Les ministres des Affaires européennes en faveur d’un rôle accru des Etats dans la gouvernance du futur budget européen
Le 17 mars, les 27 ministres européens se sont réunis en Conseil affaires générales afin d’échanger avec le commissaire au budget européen sur la question de la gouvernance du futur Cadre financier pluriannuel 2028-2034. Une gouvernance qui pourrait avoir un impact sur la définition des plans de partenariats nationaux et régionaux.
La Présidence chypriote, qui anime les débats au Conseil, a proposé aux ministres de présenter leur conception des mécanismes de gouvernance afin de préserver la rapidité, l'efficience, la transparence et la responsabilité du futur budget européen, tout en évitant toute charge administrative supplémentaire inutile.

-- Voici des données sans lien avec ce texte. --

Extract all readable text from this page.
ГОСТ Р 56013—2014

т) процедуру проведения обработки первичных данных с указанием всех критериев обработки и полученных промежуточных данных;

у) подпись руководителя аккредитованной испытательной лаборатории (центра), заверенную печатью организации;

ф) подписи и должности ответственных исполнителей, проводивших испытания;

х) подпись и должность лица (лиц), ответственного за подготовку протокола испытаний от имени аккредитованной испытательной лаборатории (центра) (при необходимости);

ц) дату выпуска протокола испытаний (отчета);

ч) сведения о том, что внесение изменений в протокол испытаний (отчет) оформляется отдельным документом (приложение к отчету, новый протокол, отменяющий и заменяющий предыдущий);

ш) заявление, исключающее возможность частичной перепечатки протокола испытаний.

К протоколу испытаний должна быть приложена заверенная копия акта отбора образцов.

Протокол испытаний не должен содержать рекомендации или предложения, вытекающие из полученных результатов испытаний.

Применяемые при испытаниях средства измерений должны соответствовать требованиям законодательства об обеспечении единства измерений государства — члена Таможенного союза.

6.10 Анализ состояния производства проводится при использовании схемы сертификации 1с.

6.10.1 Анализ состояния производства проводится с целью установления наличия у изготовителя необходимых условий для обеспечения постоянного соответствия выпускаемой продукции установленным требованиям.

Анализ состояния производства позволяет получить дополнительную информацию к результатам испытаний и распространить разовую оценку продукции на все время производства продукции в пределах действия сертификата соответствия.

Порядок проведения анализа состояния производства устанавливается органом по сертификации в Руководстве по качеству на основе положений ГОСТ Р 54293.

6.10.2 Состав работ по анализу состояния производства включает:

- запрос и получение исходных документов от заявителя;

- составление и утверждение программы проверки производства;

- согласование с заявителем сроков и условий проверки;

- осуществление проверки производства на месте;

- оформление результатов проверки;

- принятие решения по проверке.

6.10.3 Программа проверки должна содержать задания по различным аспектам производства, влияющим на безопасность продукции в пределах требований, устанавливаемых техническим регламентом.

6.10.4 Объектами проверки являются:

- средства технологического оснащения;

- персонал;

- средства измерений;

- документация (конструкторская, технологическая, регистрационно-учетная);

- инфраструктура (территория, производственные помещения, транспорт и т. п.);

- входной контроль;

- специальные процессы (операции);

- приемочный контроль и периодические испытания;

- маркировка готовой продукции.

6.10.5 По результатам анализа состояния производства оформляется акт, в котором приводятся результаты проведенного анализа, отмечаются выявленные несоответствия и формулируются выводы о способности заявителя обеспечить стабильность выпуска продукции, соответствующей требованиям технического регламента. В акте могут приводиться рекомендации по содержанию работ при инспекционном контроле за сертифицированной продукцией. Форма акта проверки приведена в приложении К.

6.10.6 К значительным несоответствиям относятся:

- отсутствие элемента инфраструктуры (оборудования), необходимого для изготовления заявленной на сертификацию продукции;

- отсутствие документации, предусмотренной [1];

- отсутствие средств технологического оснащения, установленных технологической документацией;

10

Les réponses devaient prendre en compte la proposition de la Présidente von de Leyen de novembre 2025, de créer un "Steering mechanism" - "mécanisme de pilotage". Ce dernier doit permettre, selon la Commission européenne, de transcrire les décisions politiques en priorités budgétaires. Le but était également de répondre aux préoccupations du Parlement européen (PE) et du Conseil qui s’inquiétaient d’une trop grande flexibilité budgétaire et d’un risque de concentration de la décision par la CE. L’idée du mécanisme est que la CE propose un "rapport stratégique intégré", qui pourrait être amendé en codécision par les Etats et le PE. Sur base de cette accord politique, la CE proposerait un budget pour l’année suivante avec les priorités d’interventions budgétaires.
Sur le mécanisme, le consensus entre les Etats penche vers une exigence de contrôle accru par eux-mêmes via le Conseil. En effet, plusieurs Etats se sont exprimés pour avoir un contrôle renforcé (France, Allemagne, Pays-Bas, Suède et Danemark) et ont exigé que le Conseil garde un rôle stratégique et décisionnel sur le pilotage budgétaire. D’autres Etats ont fait part de leurs craintes que le mécanisme pourrait créer une lourdeur administrative supplémentaire (Portugal, Autriche, Luxembourg, Malte). La Hongrie rejette le mécanisme, tandis que l'Italie s'oppose à toute centralisation excessive par la CE.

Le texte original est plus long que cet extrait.